Posted by MikeCooper on February 6, 2009

Yesterday I wrote my first “Blog in Error”, and I’m feeling a bit sheepish about it. I’m not above sticking up my hand and saying I made the mistake, though, so here’s my post in an effort to set the record straight.

I signed up last week for a new online pronunciation site called Forvo.com. The idea is that people around the world can send in pronunciations of difficult or local words, and the community benefits as a result. I have access to the BBC’s own Pronunciation Unit, which is great, but it’s always useful to have something else up one’s sleeve for when they’re shut (which is outside office hours).

So, I registered with Forvo.com. I figured that as it grows, it could become a useful resource, and the website is friendly, clean and seems easy enough to use and contribute to.

Yesterday morning, out of the blue, I received a nice email from someone in Poland, called Anna, telling me how to pronounce the word “virtu”, complete with an MP3. Very useful to the guy (Andrew) who apparently wanted it; not so useful to me; but easy to delete, and I figured I must have received it thanks to my notification settings on the site.

This was my first mistake.

When I looked a bit closer, I noticed that the email was sent not only to me, but to “103 others”. Sure enough, in the “To:” field, there were the names and email addresses of 103 other people – some of whom I recognised as other voice talents, and whom I took to be other subscribers to Forvo’s service.

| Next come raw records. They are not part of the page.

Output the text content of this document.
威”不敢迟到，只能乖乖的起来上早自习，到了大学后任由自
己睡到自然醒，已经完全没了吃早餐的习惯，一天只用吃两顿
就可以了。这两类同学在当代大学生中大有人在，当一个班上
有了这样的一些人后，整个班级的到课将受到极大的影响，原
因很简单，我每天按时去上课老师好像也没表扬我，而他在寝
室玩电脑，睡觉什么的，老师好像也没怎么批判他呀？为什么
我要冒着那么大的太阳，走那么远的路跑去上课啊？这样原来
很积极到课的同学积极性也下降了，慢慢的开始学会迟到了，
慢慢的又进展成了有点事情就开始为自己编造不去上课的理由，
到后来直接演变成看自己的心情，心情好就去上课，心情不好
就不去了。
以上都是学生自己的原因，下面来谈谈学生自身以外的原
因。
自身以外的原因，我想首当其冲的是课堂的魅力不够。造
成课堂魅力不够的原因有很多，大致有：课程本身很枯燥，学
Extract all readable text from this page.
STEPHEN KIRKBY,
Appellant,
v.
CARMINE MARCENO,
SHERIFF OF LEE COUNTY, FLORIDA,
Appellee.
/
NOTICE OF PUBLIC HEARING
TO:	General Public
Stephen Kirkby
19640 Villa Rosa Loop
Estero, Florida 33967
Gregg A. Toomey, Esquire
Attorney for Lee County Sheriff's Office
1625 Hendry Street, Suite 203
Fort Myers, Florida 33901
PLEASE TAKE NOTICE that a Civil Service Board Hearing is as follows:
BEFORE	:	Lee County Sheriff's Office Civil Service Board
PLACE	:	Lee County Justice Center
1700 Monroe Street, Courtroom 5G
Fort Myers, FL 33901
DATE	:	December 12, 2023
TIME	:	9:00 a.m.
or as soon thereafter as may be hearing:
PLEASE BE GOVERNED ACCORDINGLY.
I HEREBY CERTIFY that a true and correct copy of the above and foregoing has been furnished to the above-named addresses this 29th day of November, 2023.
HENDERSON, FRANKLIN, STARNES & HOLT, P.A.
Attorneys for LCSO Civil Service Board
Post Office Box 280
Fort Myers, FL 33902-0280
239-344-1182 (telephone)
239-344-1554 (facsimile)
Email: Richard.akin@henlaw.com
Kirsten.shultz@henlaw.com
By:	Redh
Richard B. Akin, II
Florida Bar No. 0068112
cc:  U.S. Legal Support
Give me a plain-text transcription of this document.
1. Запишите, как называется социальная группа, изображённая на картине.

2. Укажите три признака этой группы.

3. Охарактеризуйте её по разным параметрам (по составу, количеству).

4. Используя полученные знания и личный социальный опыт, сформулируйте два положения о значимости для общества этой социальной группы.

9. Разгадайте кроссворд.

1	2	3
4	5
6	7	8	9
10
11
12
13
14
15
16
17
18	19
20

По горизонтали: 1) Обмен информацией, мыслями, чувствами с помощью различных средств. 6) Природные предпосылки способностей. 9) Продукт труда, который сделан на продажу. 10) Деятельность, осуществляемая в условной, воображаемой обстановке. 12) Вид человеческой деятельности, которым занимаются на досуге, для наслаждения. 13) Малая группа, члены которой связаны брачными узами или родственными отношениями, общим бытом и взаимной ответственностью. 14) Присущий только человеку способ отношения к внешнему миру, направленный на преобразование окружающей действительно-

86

This was my second mistake, and an incorrect assumption on my part.

Sharing 103 people’s emails with each other without their permission is really bad, and I was incensed. How could Forvo have got such a basic thing so wrong? I posted about it here, but I shouldn’t have done until I was sure of what was going on. An email from Forvo later in the day denied that there was any connection with them, and this morning I received confirmation from the sender of the email that this was her mistake. This doesn’t explain how someone I’ve never dealt with, in Poland, has my details and everyone else’s, or why she thought it would be a good idea to write to 103 people and put them all in the the “To:” field for all to see, but that’s a separate issue and has nothing to do with Forvo.

I got it wrong, and I’m sorry for any confusion. Hopefully you can see why signing up for a site and then getting spam of a very specific and similar nature might lead me to the wrong conclusion, but that doesn’t excuse me. There was a correlation here, but no causation.  I’m very grateful to Forvo for their understanding, and I wish them every success with their venture. In fact, as a community effort it will do best if more people sign up, so here’s your chance.

To rephrase my original blog title, Forvo.com did not drop a clanger. I did. Lesson learned.